听着爱妻的自责,君侯爷心里也不好受。“好了,别哭了,你还怀着身子呢,可别又动了胎气。”
“是啊,母亲。女儿这不是没事吗,您别多想了。”霓裳最是担心她的肚子,这动不动就哭,可是对胎儿不好。“娘亲,胎教可是很重要的。您应该多想些开开心心的事情才是,若是将来弟弟是个唯唯诺诺,喜欢哭鼻子的,那可就遭了。”
霓裳果然是全家人的开心果,一番话下来就将管氏逗笑了。
一家人欢喜的在一起用过膳,便各自回了屋。
霓裳累了一天,将头上的珠花全都摘掉之后,便吩咐荷香和墨香准备洗澡水,打算泡个澡解解乏。
这新来的四个丫头,荷香和墨香负责服侍她沐浴和一些杂事。月香和菊香女红不错,负责帮她做衣服。经过一段时日的观察,这几个丫头还算本分,霓裳也就放心的留在身边侍候了。
将风干的花瓣撒入水中,霓裳闻着那花香,慢慢的闭上了双眼。

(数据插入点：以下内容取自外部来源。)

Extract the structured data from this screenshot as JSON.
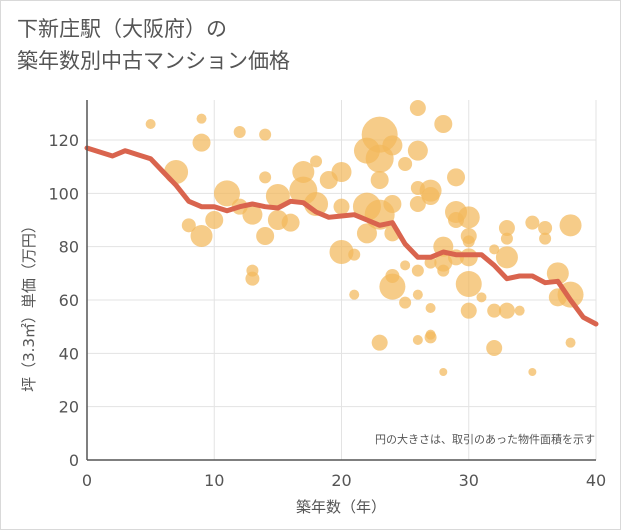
{
  "title_line1": "下新庄駅（大阪府）の",
  "title_line2": "築年数別中古マンション価格",
  "chart_data": {
    "type": "scatter",
    "title": "下新庄駅（大阪府）の 築年数別中古マンション価格",
    "xlabel": "築年数（年）",
    "ylabel": "坪（3.3㎡）単価（万円）",
    "xlim": [
      0,
      40
    ],
    "ylim": [
      0,
      135
    ],
    "xticks": [
      0,
      10,
      20,
      30,
      40
    ],
    "yticks": [
      0,
      20,
      40,
      60,
      80,
      100,
      120
    ],
    "grid": true,
    "note": "円の大きさは、取引のあった物件面積を示す",
    "colors": {
      "bubble": "#f2b85c",
      "line": "#d9644e",
      "grid": "#e3e3e3",
      "axis": "#555555"
    },
    "bubbles": [
      {
        "x": 5,
        "y": 126,
        "s": 5
      },
      {
        "x": 9,
        "y": 128,
        "s": 5
      },
      {
        "x": 12,
        "y": 123,
        "s": 6
      },
      {
        "x": 14,
        "y": 122,
        "s": 6
      },
      {
        "x": 9,
        "y": 119,
        "s": 9
      },
      {
        "x": 7,
        "y": 108,
        "s": 12
      },
      {
        "x": 9,
        "y": 84,
        "s": 11
      },
      {
        "x": 8,
        "y": 88,
        "s": 7
      },
      {
        "x": 10,
        "y": 90,
        "s": 9
      },
      {
        "x": 11,
        "y": 100,
        "s": 13
      },
      {
        "x": 12,
        "y": 95,
        "s": 8
      },
      {
        "x": 13,
        "y": 92,
        "s": 10
      },
      {
        "x": 14,
        "y": 106,
        "s": 6
      },
      {
        "x": 14,
        "y": 84,
        "s": 9
      },
      {
        "x": 13,
        "y": 71,
        "s": 6
      },
      {
        "x": 13,
        "y": 68,
        "s": 7
      },
      {
        "x": 15,
        "y": 99,
        "s": 12
      },
      {
        "x": 15,
        "y": 90,
        "s": 10
      },
      {
        "x": 16,
        "y": 89,
        "s": 9
      },
      {
        "x": 17,
        "y": 108,
        "s": 11
      },
      {
        "x": 17,
        "y": 101,
        "s": 14
      },
      {
        "x": 18,
        "y": 112,
        "s": 6
      },
      {
        "x": 18,
        "y": 96,
        "s": 12
      },
      {
        "x": 19,
        "y": 105,
        "s": 9
      },
      {
        "x": 20,
        "y": 108,
        "s": 10
      },
      {
        "x": 20,
        "y": 95,
        "s": 8
      },
      {
        "x": 20,
        "y": 78,
        "s": 12
      },
      {
        "x": 21,
        "y": 62,
        "s": 5
      },
      {
        "x": 21,
        "y": 77,
        "s": 6
      },
      {
        "x": 22,
        "y": 95,
        "s": 14
      },
      {
        "x": 22,
        "y": 116,
        "s": 13
      },
      {
        "x": 22,
        "y": 85,
        "s": 10
      },
      {
        "x": 23,
        "y": 122,
        "s": 18
      },
      {
        "x": 23,
        "y": 113,
        "s": 14
      },
      {
        "x": 23,
        "y": 105,
        "s": 9
      },
      {
        "x": 23,
        "y": 92,
        "s": 15
      },
      {
        "x": 23,
        "y": 44,
        "s": 8
      },
      {
        "x": 24,
        "y": 118,
        "s": 10
      },
      {
        "x": 24,
        "y": 96,
        "s": 9
      },
      {
        "x": 24,
        "y": 85,
        "s": 8
      },
      {
        "x": 24,
        "y": 69,
        "s": 7
      },
      {
        "x": 24,
        "y": 65,
        "s": 13
      },
      {
        "x": 25,
        "y": 73,
        "s": 5
      },
      {
        "x": 25,
        "y": 59,
        "s": 6
      },
      {
        "x": 25,
        "y": 111,
        "s": 7
      },
      {
        "x": 26,
        "y": 132,
        "s": 8
      },
      {
        "x": 26,
        "y": 116,
        "s": 10
      },
      {
        "x": 26,
        "y": 102,
        "s": 7
      },
      {
        "x": 26,
        "y": 96,
        "s": 8
      },
      {
        "x": 26,
        "y": 71,
        "s": 6
      },
      {
        "x": 26,
        "y": 62,
        "s": 5
      },
      {
        "x": 26,
        "y": 45,
        "s": 5
      },
      {
        "x": 27,
        "y": 101,
        "s": 11
      },
      {
        "x": 27,
        "y": 99,
        "s": 9
      },
      {
        "x": 27,
        "y": 74,
        "s": 6
      },
      {
        "x": 27,
        "y": 57,
        "s": 5
      },
      {
        "x": 27,
        "y": 47,
        "s": 5
      },
      {
        "x": 27,
        "y": 46,
        "s": 6
      },
      {
        "x": 28,
        "y": 126,
        "s": 9
      },
      {
        "x": 28,
        "y": 80,
        "s": 10
      },
      {
        "x": 28,
        "y": 74,
        "s": 9
      },
      {
        "x": 28,
        "y": 71,
        "s": 6
      },
      {
        "x": 28,
        "y": 33,
        "s": 4
      },
      {
        "x": 29,
        "y": 106,
        "s": 9
      },
      {
        "x": 29,
        "y": 93,
        "s": 11
      },
      {
        "x": 29,
        "y": 90,
        "s": 8
      },
      {
        "x": 29,
        "y": 76,
        "s": 8
      },
      {
        "x": 30,
        "y": 91,
        "s": 11
      },
      {
        "x": 30,
        "y": 84,
        "s": 8
      },
      {
        "x": 30,
        "y": 82,
        "s": 6
      },
      {
        "x": 30,
        "y": 76,
        "s": 9
      },
      {
        "x": 30,
        "y": 66,
        "s": 13
      },
      {
        "x": 30,
        "y": 56,
        "s": 8
      },
      {
        "x": 31,
        "y": 61,
        "s": 5
      },
      {
        "x": 32,
        "y": 56,
        "s": 7
      },
      {
        "x": 32,
        "y": 42,
        "s": 8
      },
      {
        "x": 32,
        "y": 79,
        "s": 5
      },
      {
        "x": 33,
        "y": 87,
        "s": 8
      },
      {
        "x": 33,
        "y": 83,
        "s": 6
      },
      {
        "x": 33,
        "y": 76,
        "s": 11
      },
      {
        "x": 33,
        "y": 56,
        "s": 8
      },
      {
        "x": 34,
        "y": 56,
        "s": 5
      },
      {
        "x": 35,
        "y": 89,
        "s": 7
      },
      {
        "x": 35,
        "y": 33,
        "s": 4
      },
      {
        "x": 36,
        "y": 87,
        "s": 7
      },
      {
        "x": 36,
        "y": 83,
        "s": 6
      },
      {
        "x": 37,
        "y": 70,
        "s": 11
      },
      {
        "x": 37,
        "y": 61,
        "s": 9
      },
      {
        "x": 38,
        "y": 88,
        "s": 11
      },
      {
        "x": 38,
        "y": 62,
        "s": 13
      },
      {
        "x": 38,
        "y": 44,
        "s": 5
      }
    ],
    "series": [
      {
        "x": [
          0,
          1,
          2,
          3,
          4,
          5,
          6,
          7,
          8,
          9,
          10,
          11,
          12,
          13,
          14,
          15,
          16,
          17,
          18,
          19,
          20,
          21,
          22,
          23,
          24,
          25,
          26,
          27,
          28,
          29,
          30,
          31,
          32,
          33,
          34,
          35,
          36,
          37,
          38,
          39,
          40
        ],
        "y": [
          117,
          115.5,
          114,
          116,
          114.5,
          113,
          108,
          103,
          97,
          95,
          95,
          93.5,
          95,
          96,
          95,
          94.5,
          97,
          96.5,
          93,
          91,
          91.5,
          92,
          90,
          88,
          89,
          81,
          76,
          76,
          78,
          77,
          77,
          77,
          73,
          68,
          69,
          69,
          66.5,
          67,
          60,
          53.5,
          51
        ]
      }
    ]
  }
}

果然泡澡是最惬意的,她舒服的长叹一声,十分的享受。
因为她不习惯有人在一旁盯着,所以净房里除了她之外,就没有了别人。随着一声细微的开窗子的声音,霓裳警觉地将身子沉入水里,轻声喝道:“谁在那里?”
没有人回应,霓裳顿时提高了警惕。难道是有贼?不大可能啊。这侯府可是戒备森严,丫鬟婆子又都在门外守着,怎么可能这般轻易的就闯了进来呢?
小心翼翼的挪动着身子,霓裳将手慢慢的伸向屏风上边的中衣,打算先穿上衣服再说。忽然,一股子浓郁的血腥味扑面而来,让她几欲作呕。
“真的有贼人闯入?”她自言自语的嘟嚷着,却没敢声张。
也许是习惯使然,她始终还保持着上辈子的生活习惯。即使遇到了危险,也不会盲目的呼救,免得打草惊蛇。
当她身上的衣服刚穿好,就感觉一道黑影朝着她扑了过来。她吓得后退一步,打算给对方来个狠命一踢,结果还未来得及动作,那人就径直靠着浴桶滑落在地,只剩下微弱的呼吸。
霓裳不敢尖叫,却也不想引狼入室。她轻轻地挪动步子,找到一个趁手的武器,然后对着门外的丫鬟吩咐道:“我困了,你们都回去歇着吧,不用进来服侍了。”
守在门外的两个丫头听见主子的话,恭敬地回了声是,就离开了。霓裳握紧了手里的棍子,慢慢的走到那黑衣人的身边,试探的戳了戳他的肩膀,见他没有多大的反应这才敢靠近一步,仔细的打量起对方来。
借着床榻边的羊角灯,霓裳可以看出他大致的轮廓。这是一个面目俊朗,带有浓浓书卷气息的男子。他的五官很精致,即使面上毫无血色,也令人心动不已。那有几分熟悉的面孔,让霓裳很是诧异,心里的防备也少了些许。
“喂…醒醒…你是谁?到侯府来做什么?怎么受伤的?”霓裳见他半天没反应,于是干脆在他身旁蹲了下来。
过了许久,男子终于恢复了一点点的力气,微微抬起了眼眸。那是一双灿若星辰美得不可思议的眼眸,那样的干净纯洁清明透彻,一点儿都不像是个坏人。
“仙女…我这是死了吗?”男子嘶哑的嗓音带着浓郁的沧桑感,令人不得不怀疑他的年龄。
霓裳嗤笑一声,故意压低声音道:“你若真的死了,那便是在地府。地府里,怎么会有仙女呢?”